Despite the marked improvement in postnatal care during recent decades, there has been no great success in reducing the incidence of white matter injuries in preterm newborns. This indicates that the major targets for prevention of brain injuries are in utero events especially in preterm newborns. In this review, I have summarized both the pathophysiological and clinical aspects of white matter injury of prematurity.
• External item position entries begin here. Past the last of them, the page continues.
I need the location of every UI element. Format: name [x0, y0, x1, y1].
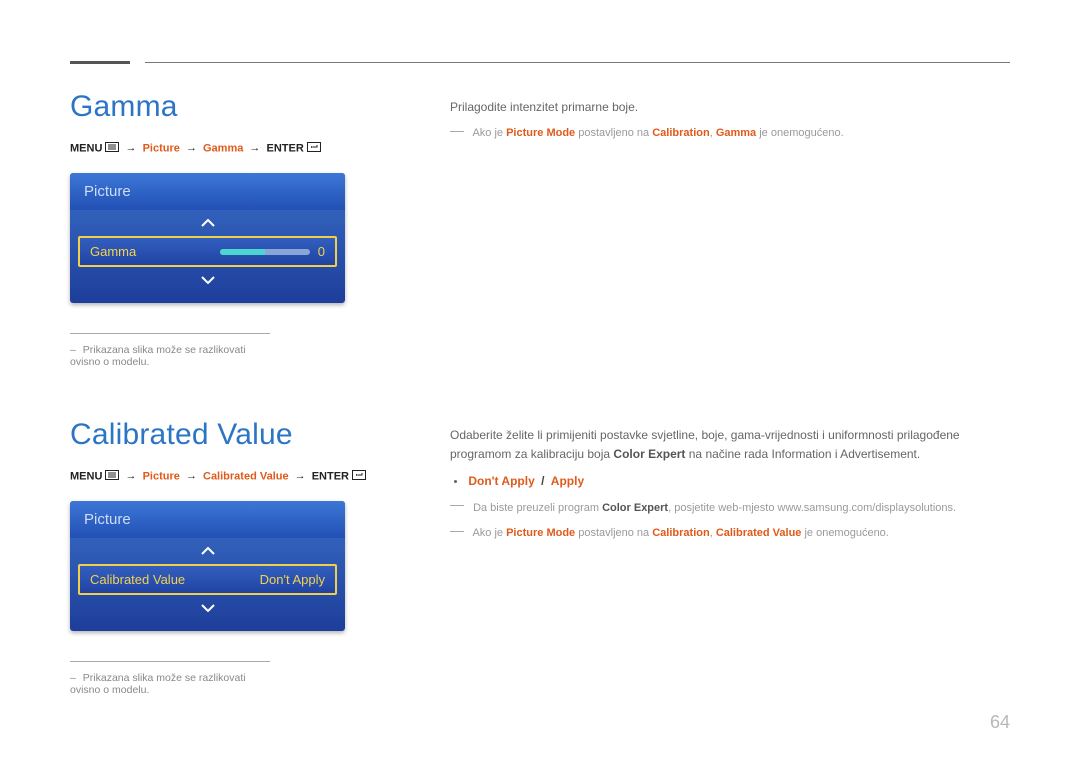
gamma-breadcrumb: MENU → Picture → Gamma → ENTER: [70, 142, 390, 155]
section-gamma: Gamma MENU → Picture → Gamma → ENTER Pic…: [70, 90, 1010, 368]
gamma-note: Ako je Picture Mode postavljeno na Calib…: [450, 125, 1010, 143]
calibrated-left-column: Calibrated Value MENU → Picture → Calibr…: [70, 418, 390, 696]
menu-icon: [105, 470, 119, 483]
gamma-slider[interactable]: [220, 249, 310, 255]
calibrated-breadcrumb: MENU → Picture → Calibrated Value → ENTE…: [70, 470, 390, 483]
arrow-icon: →: [183, 470, 200, 482]
osd-arrow-down[interactable]: [70, 595, 345, 621]
calibrated-note-2: Ako je Picture Mode postavljeno na Calib…: [450, 525, 1010, 543]
osd-header: Picture: [70, 173, 345, 210]
calibrated-title: Calibrated Value: [70, 418, 390, 452]
chevron-down-icon: [201, 604, 215, 612]
gamma-disclaimer: – Prikazana slika može se razlikovati ov…: [70, 333, 270, 368]
calibrated-description: Odaberite želite li primijeniti postavke…: [450, 418, 1010, 551]
breadcrumb-enter: ENTER: [266, 142, 303, 154]
dash-icon: –: [70, 344, 80, 356]
arrow-icon: →: [183, 142, 200, 154]
calibrated-note-1: Da biste preuzeli program Color Expert, …: [450, 500, 1010, 518]
osd-arrow-up[interactable]: [70, 210, 345, 236]
dash-icon: –: [70, 672, 80, 684]
gamma-slider-fill: [220, 249, 265, 255]
osd-row-label: Calibrated Value: [90, 572, 185, 587]
section-calibrated: Calibrated Value MENU → Picture → Calibr…: [70, 418, 1010, 696]
gamma-intro-text: Prilagodite intenzitet primarne boje.: [450, 98, 1010, 117]
osd-row-gamma[interactable]: Gamma 0: [78, 236, 337, 267]
arrow-icon: →: [292, 470, 309, 482]
note-dash-icon: [450, 505, 464, 506]
note-dash-icon: [450, 131, 464, 132]
osd-arrow-down[interactable]: [70, 267, 345, 293]
osd-row-value: Don't Apply: [260, 572, 325, 587]
breadcrumb-picture: Picture: [143, 142, 180, 154]
breadcrumb-picture: Picture: [143, 470, 180, 482]
disclaimer-text: Prikazana slika može se razlikovati ovis…: [70, 344, 246, 368]
osd-row-value: 0: [318, 244, 325, 259]
top-rule-thick: [70, 61, 130, 64]
arrow-icon: →: [123, 142, 140, 154]
breadcrumb-calibrated: Calibrated Value: [203, 470, 289, 482]
gamma-description: Prilagodite intenzitet primarne boje. Ak…: [450, 90, 1010, 151]
osd-header: Picture: [70, 501, 345, 538]
page-number: 64: [990, 712, 1010, 733]
top-rule-thin: [145, 62, 1010, 63]
osd-row-label: Gamma: [90, 244, 136, 259]
osd-arrow-up[interactable]: [70, 538, 345, 564]
calibrated-disclaimer: – Prikazana slika može se razlikovati ov…: [70, 661, 270, 696]
calibrated-osd: Picture Calibrated Value Don't Apply: [70, 501, 345, 631]
disclaimer-text: Prikazana slika može se razlikovati ovis…: [70, 672, 246, 696]
calibrated-options: Don't Apply / Apply: [450, 472, 1010, 491]
chevron-down-icon: [201, 276, 215, 284]
osd-row-calibrated[interactable]: Calibrated Value Don't Apply: [78, 564, 337, 595]
arrow-icon: →: [246, 142, 263, 154]
option-dont-apply: Don't Apply: [468, 474, 534, 488]
chevron-up-icon: [201, 547, 215, 555]
gamma-osd: Picture Gamma 0: [70, 173, 345, 303]
gamma-title: Gamma: [70, 90, 390, 124]
top-rule: [70, 62, 1010, 64]
chevron-up-icon: [201, 219, 215, 227]
arrow-icon: →: [123, 470, 140, 482]
breadcrumb-menu: MENU: [70, 142, 102, 154]
bullet-icon: [454, 480, 457, 483]
enter-icon: [307, 142, 321, 155]
menu-icon: [105, 142, 119, 155]
breadcrumb-gamma: Gamma: [203, 142, 243, 154]
gamma-left-column: Gamma MENU → Picture → Gamma → ENTER Pic…: [70, 90, 390, 368]
enter-icon: [352, 470, 366, 483]
option-apply: Apply: [551, 474, 584, 488]
calibrated-intro-text: Odaberite želite li primijeniti postavke…: [450, 426, 1010, 464]
breadcrumb-menu: MENU: [70, 470, 102, 482]
slash-separator: /: [538, 474, 547, 488]
note-dash-icon: [450, 531, 464, 532]
breadcrumb-enter: ENTER: [312, 470, 349, 482]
To prevent and improve the clinical outcome of this potentially catastrophic event, more vigilant prenatal monitoring and further studies to find more powerful prenatal biomarkers of fetal brain white matter injury are urgent.

Notes

Conflicts of Interest

No potential conflict of interest relevant to this article was reported.

Acknowledgments

The author is very grateful to Ms. So Won Kim for her excellent assistance in manuscript preparation and editing.

Fig. 1.
Schematic representation of diffuse white matter injury (green) and cystic periventricular leukomalacia (circle) in a newborn brain.